2001. Rihs träumt von der Tour de France. Der Traum ist der erste Schritt in den Teufelskreis. Anfang Juni verpflichtet Rihs den Glarner Urs Freuler als Manager. Was Rihs weiss: Freuler war Anfang der neunziger Jahre zweimal positiv auf Doping getestet worden - auch Phonak unterwirft sich dem Re-Cycling des Radsports, das oft Doping-belastete Fahrer auf verantwortungsvolle Posten hievt. Als Sportlichen Leiter engagiert Rihs den Spanier Alvaro Pino. Was Rihs noch nicht weiss: Pino bringt ihm den Blutmischer Eufemiano Fuentes ins Haus.

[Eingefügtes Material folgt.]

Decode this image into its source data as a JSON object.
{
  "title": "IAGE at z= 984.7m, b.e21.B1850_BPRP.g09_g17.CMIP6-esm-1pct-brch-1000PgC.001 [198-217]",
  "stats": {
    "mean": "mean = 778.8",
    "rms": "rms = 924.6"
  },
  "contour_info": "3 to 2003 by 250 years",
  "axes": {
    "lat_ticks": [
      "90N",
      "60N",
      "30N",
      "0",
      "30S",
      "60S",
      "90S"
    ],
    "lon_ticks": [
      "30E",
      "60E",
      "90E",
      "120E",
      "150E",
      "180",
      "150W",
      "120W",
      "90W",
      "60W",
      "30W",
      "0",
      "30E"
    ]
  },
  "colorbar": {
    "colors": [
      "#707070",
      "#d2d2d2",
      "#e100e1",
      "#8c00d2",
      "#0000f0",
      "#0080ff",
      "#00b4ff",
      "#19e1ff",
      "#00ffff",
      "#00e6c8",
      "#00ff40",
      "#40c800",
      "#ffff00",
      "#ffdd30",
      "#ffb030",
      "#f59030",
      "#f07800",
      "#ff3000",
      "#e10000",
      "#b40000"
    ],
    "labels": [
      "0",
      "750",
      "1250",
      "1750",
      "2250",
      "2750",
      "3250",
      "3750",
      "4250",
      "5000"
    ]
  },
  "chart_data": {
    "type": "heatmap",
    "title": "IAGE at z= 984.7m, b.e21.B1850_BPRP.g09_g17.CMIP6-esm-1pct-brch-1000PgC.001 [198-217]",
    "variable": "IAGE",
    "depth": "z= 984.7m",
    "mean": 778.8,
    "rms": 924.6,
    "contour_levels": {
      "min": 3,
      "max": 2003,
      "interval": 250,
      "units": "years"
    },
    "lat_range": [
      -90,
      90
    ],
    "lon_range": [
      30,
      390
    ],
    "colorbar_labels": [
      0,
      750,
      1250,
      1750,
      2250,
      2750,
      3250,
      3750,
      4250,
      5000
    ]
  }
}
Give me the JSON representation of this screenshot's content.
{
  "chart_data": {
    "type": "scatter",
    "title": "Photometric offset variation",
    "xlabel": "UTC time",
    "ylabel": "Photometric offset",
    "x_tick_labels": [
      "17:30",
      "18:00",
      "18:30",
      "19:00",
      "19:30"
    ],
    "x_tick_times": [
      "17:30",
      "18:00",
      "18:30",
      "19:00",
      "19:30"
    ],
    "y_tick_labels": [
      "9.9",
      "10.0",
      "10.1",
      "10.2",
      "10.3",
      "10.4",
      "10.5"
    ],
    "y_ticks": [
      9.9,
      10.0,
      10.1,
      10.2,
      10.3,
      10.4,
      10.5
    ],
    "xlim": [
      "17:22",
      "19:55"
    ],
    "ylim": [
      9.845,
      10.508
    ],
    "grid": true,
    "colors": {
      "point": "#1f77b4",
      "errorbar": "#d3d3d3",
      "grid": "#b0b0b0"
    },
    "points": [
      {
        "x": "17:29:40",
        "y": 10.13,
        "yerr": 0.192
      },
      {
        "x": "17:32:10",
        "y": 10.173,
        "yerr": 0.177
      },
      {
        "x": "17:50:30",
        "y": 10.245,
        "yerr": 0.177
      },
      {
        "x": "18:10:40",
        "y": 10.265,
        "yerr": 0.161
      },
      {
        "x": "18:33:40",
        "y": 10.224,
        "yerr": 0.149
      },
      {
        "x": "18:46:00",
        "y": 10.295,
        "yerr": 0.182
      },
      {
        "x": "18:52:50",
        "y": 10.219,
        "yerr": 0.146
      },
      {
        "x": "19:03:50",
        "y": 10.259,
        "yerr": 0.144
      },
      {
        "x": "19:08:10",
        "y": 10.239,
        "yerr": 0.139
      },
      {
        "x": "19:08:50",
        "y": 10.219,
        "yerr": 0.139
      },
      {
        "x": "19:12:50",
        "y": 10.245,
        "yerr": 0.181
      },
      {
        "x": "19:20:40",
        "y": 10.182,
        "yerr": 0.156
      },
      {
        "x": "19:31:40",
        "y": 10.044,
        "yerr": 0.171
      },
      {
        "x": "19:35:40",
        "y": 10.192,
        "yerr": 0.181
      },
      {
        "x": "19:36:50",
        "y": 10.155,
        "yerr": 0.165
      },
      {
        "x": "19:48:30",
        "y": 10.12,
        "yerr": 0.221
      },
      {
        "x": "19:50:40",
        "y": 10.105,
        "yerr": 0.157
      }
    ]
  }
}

Jedem, der hören will, predigt Rihs sauberen Radsport. Wenn einer seiner Fahrer dope, werde dieser umgehend entlassen. Rihs sagt, er habe sich anders verhalten als die Verantwortlichen des deutschen Teams Coast, die Roland Meier nach dessen positiver A-Probe verteidigten. «So human die Haltung sein mag - zu Glaubwürdigkeit trägt sie nicht bei.»

Im September verzichtet Phonak auf das Engagement des Schweizers Sven Montgomery, der gewünscht hatte, Phonak möge auch Stefan Rütimann verpflichten. Dieser ist am 1. Mai 2001 positiv getestet worden. Rütimann bestreitet die Schuld, «doch können wir ihn unter keinen Umständen unter Vertrag nehmen, wenn wir uns treu bleiben wollen», sagt Rihs. Rütimann wird später ein zweites Mal erwischt und tritt zurück. Woher hatten Sie die Dopingmittel, Herr Rütimann? «Kein Kommentar. Es geht um kriminelle Handlungen, die Leute ins Gefängnis bringen könnten.»

Aus menschlicher Optik


2002. Rihs geht mit seiner Botschaft in die Offensive. Er will andere Teams überzeugen, keinem des Dopings überführten Athleten eine zweite Chance zu geben. «Die Sponsoren dürfen den Kampf gegen Doping nicht nur den Verbänden überlassen. Wir können den grössten Druck ausüben, denn wir gewährleisten die Finanzierung des Radsports.» Er habe keine Lust, Idioten zu engagieren, die dem Radsport schadeten, sagt Rihs. Am 15. August bleibt Matthias Buxhofer in einer Dopingkontrolle hängen. Rihs entlässt ihn.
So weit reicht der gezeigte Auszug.